What about baseball? The Braves are America's team, but apparently not Atlanta's. Even though they're still a top National League power, they only sell about 60 percent of their available tickets during the year, good for 20th out of 30 teams. I remember riding MARTA a few hours before the season's final game, and even the Braves fans headed to the game seemed blasé. No singing, no chanting, no tailgating (I'm guessing), none of the rowdy game-day behavior you see in other sports towns.

That's okay, because to me the real test as to whether a city is a quality sports town is its attachment to (or disinterest in) its NBA team. (Why? My column, my rules.) Atlanta fares no better here.
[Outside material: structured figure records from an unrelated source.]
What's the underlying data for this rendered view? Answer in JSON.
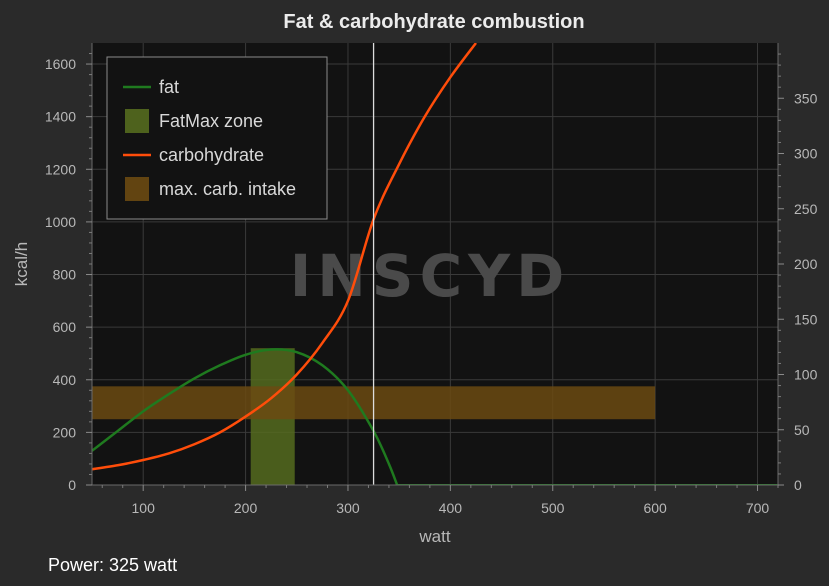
{
  "chart_data": {
    "type": "line",
    "title": "Fat & carbohydrate combustion",
    "xlabel": "watt",
    "ylabel": "kcal/h",
    "xlim": [
      50,
      720
    ],
    "ylim": [
      0,
      1680
    ],
    "y2lim": [
      0,
      400
    ],
    "x_ticks": [
      100,
      200,
      300,
      400,
      500,
      600,
      700
    ],
    "y_ticks": [
      0,
      200,
      400,
      600,
      800,
      1000,
      1200,
      1400,
      1600
    ],
    "y2_ticks": [
      0,
      50,
      100,
      150,
      200,
      250,
      300,
      350
    ],
    "grid": true,
    "legend_position": "top-left",
    "watermark": "INSCYD",
    "series": [
      {
        "name": "fat",
        "color": "#1f7a1f",
        "x": [
          50,
          75,
          100,
          125,
          150,
          175,
          200,
          225,
          250,
          275,
          300,
          325,
          340,
          348
        ],
        "y": [
          130,
          205,
          280,
          345,
          405,
          455,
          495,
          515,
          505,
          455,
          360,
          205,
          80,
          0
        ]
      },
      {
        "name": "carbohydrate",
        "color": "#ff4d0a",
        "x": [
          50,
          75,
          100,
          125,
          150,
          175,
          200,
          225,
          250,
          275,
          300,
          325,
          350,
          375,
          400,
          425
        ],
        "y": [
          60,
          75,
          95,
          120,
          155,
          200,
          260,
          330,
          420,
          540,
          700,
          1010,
          1220,
          1400,
          1550,
          1680
        ]
      },
      {
        "name": "fat baseline",
        "color": "#1f7a1f",
        "x": [
          348,
          720
        ],
        "y": [
          0,
          0
        ]
      }
    ],
    "zones": [
      {
        "name": "FatMax zone",
        "color": "#556b1f",
        "x_range": [
          205,
          248
        ],
        "y_range": [
          0,
          1680
        ]
      },
      {
        "name": "max. carb. intake",
        "color": "#6b4a12",
        "x_range": [
          50,
          600
        ],
        "y_range": [
          250,
          375
        ]
      }
    ],
    "marker_line": {
      "x": 325,
      "color": "#dddddd"
    }
  },
  "legend": {
    "items": [
      {
        "label": "fat",
        "kind": "line",
        "color": "#1f7a1f"
      },
      {
        "label": "FatMax zone",
        "kind": "box",
        "color": "#556b1f"
      },
      {
        "label": "carbohydrate",
        "kind": "line",
        "color": "#ff4d0a"
      },
      {
        "label": "max. carb. intake",
        "kind": "box",
        "color": "#6b4a12"
      }
    ]
  },
  "status": {
    "power_text": "Power: 325 watt"
  }
}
The Hawks are a young, up-and-coming team sidelined by the league's ongoing lockout, but few are disturbed by this. (In Dallas, my old hometown, they're going nuts.) I shouldn't be surprised. As with the Braves, the Hawks finished 20th out of 30 teams last year in percentage of tickets sold, behind freaking Toronto.

"The problem isn't that it's a bad sports town, it's that it's a bad pro sports town," says John Hollinger, an ESPN.com basketball writer and analyst who lives in Atlanta. "This place is batshit crazy over college sports, especially SEC football, and that drains the pool of interest for the other sports. The Hawks' — and the NHL's Thrashers, who just moved to Winnipeg — lack of support is exacerbated by the sprawl and traffic. Nobody really wants to drive downtown on a Friday night."

Fine, you're a college sports town with bad traffic. But, coming from a town that just won an NBA championship (#humblebrag), I think you're missing something. There's a communal joy to rooting for a pro team that binds a city. The years spent gathering and rooting in vain pays off when your team finally wins it all. You feel closer to everyone, regardless of race, color or creed. You act like children. And because you've always been a passionate fan base, you don't feel like a carpetbagger who just flew in for the victory party.

Maybe that's too daunting a task. Start small, then. The WNBA season starts in just six months.

Eric Celeste is CL's Editor in Chief.